A ONG ambientalista Greenpeace afirma que Tóquio e a Tepco estariam tentando minimizar as taxas de radiação, acentuando o trânsito menos perigoso a fim de distrair de outros radioisótopos que permanecem na água mesmo após o tratamento.
“O governo japonês fez muito bem o trabalho de concentrar a atenção da mídia e do público nacional no trítio, afirmando que ele não representa perigo ambiental”, critica Shaun Burnie, especialista em assuntos nucleares do Greenpeace. “A água contaminada contém numerosos radioisótopos, que sabidamente afetam o meio ambiente e a saúde humana, inclusive estrôncio 90.”
Segundo Burnie, documentos internos vazados da Tepco provaram que, mesmo após a limpeza, não foi possível reduzir a “níveis não comprováveis” elementos radioativos como iodo, rutênio, ródio, antimônio, telúrio, cobalto e estrôncio. Além disso, o sistema ALPS não seria adequado para filtrar o carbono 14 igualmente radioativo.
Em vez da solução mais barata e rápida adotada pela operadora, os ambientalistas propõem duas alternativas: instalar tanques adicionais ou fazer evaporar a água contaminada.
Steinhauser considera a primeira sugestão boa, sobretudo considerando-se o elevado risco de terremotos na região: “Se esses tanques começarem a vazar e o conteúdo percolar para a água subterrânea, aí esse trítio vai ficar relativamente pouco diluído no solo.”
Por sua vez, aquecer a água contendo trítio e liberar na atmosfera o vapor resultante é um processo conhecido: a taxa máxima permissível fica em trono de cinco becquerel por litro de ar. Porém alguns cientistas estão decidindo a opção problemática, por ser mais difícil controlar o hidrogênio liberado assim, pois os ventos carregam a nuvem radioativa para locais distantes.

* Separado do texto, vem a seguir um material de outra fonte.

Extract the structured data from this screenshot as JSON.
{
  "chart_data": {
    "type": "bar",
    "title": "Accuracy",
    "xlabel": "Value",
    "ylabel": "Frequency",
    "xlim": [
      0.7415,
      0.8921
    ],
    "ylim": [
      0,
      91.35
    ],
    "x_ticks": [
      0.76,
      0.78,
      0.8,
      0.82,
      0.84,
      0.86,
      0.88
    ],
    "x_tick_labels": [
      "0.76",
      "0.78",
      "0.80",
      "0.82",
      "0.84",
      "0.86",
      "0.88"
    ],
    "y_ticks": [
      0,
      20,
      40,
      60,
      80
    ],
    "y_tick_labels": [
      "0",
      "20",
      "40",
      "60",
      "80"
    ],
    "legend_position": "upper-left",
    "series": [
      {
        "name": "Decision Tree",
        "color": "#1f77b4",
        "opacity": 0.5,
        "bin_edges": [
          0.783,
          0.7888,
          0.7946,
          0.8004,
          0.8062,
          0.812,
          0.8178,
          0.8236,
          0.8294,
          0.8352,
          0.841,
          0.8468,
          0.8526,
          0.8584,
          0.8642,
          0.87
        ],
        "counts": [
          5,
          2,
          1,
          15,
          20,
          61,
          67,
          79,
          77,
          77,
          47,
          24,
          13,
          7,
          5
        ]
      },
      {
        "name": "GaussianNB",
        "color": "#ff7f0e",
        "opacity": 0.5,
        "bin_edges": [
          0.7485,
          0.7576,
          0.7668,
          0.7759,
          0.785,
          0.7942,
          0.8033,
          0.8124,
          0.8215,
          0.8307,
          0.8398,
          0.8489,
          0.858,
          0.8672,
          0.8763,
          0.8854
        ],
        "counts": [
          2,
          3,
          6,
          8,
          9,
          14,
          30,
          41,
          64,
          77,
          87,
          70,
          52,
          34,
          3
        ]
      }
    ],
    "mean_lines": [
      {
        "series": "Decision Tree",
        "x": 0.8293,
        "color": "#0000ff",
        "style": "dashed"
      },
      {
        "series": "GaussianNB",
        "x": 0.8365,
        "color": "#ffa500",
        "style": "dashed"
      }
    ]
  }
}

O radioecologista Steinhauser está entre os céticos: “Mesmo se tratando de concentrações pequenas e sendo inofensivas, fazer [o trítio] desaparecer no oceano é mais inofensivo ainda. Canalizar a água de refrigeração para o mar, eu considero a solução mais segura para o meio ambiente e a humanidade. É o que recomendam muitos, também a AIEA.”
Renato
24/08/2023 - 16h14
O trítio é um emissor beta, de baixo perigo, além disso, tem uma meia vida curta se comparada a outros emissores, pouco mais de 12 anos. Em contato com a pele humana ou animal não apresenta perigo. O perigo existe se for inalado ou absorvido na forma de água ou de alimento que contenha água tritiada (T2O). Por ter dois nêutrons além do próton já existente, ele é mais denso que o hidrogênio, ou seja, com o tempo esta água tritiada vai acabar indo parar na parte mais funda do oceano. O problema aqui é que animais marinhos tem a água como meio de vida e é possível que peixes, de espécies comerciais, acabem com o trítio em seus corpos e sirvam de alimento aos humanos, que é uma via perigosa de contato com o trítio. Ou seja, não existe uma solução 100% segura.
O que me espanta nesta história é que estamos a um passo de conseguir fazer fusão controlada na Terra e neste caso é o trítio que vai se fundir e formar Hélio enquanto libera energia. Hélio é seguro, um gás nobre, baixíssima reatividade e não apresenta nenhum perigo. Então estariam jogando fora um recurso que pode valer muito em pouco tempo. Como ninguém é bobo e rasga dinheiro, isto reforça a tese que esta água não tenha só trítio e tenha outros radioelementos mais perigosos que não poderiam ser usados num processo de fusão, pelo menos não nos que estamos estudando e próximos de uma implementação.
Teste prático pra saber se é seguro: esta parte do mar onde os japoneses estão despejando fornece peixes para o próprio Japão? Se a resposta for sim, pode-se dizer que é seguro, se não for, o problema volta para eles. Agora se esta área não fornece peixes para o Japão é bom desconfiar desta alegada inofensividade.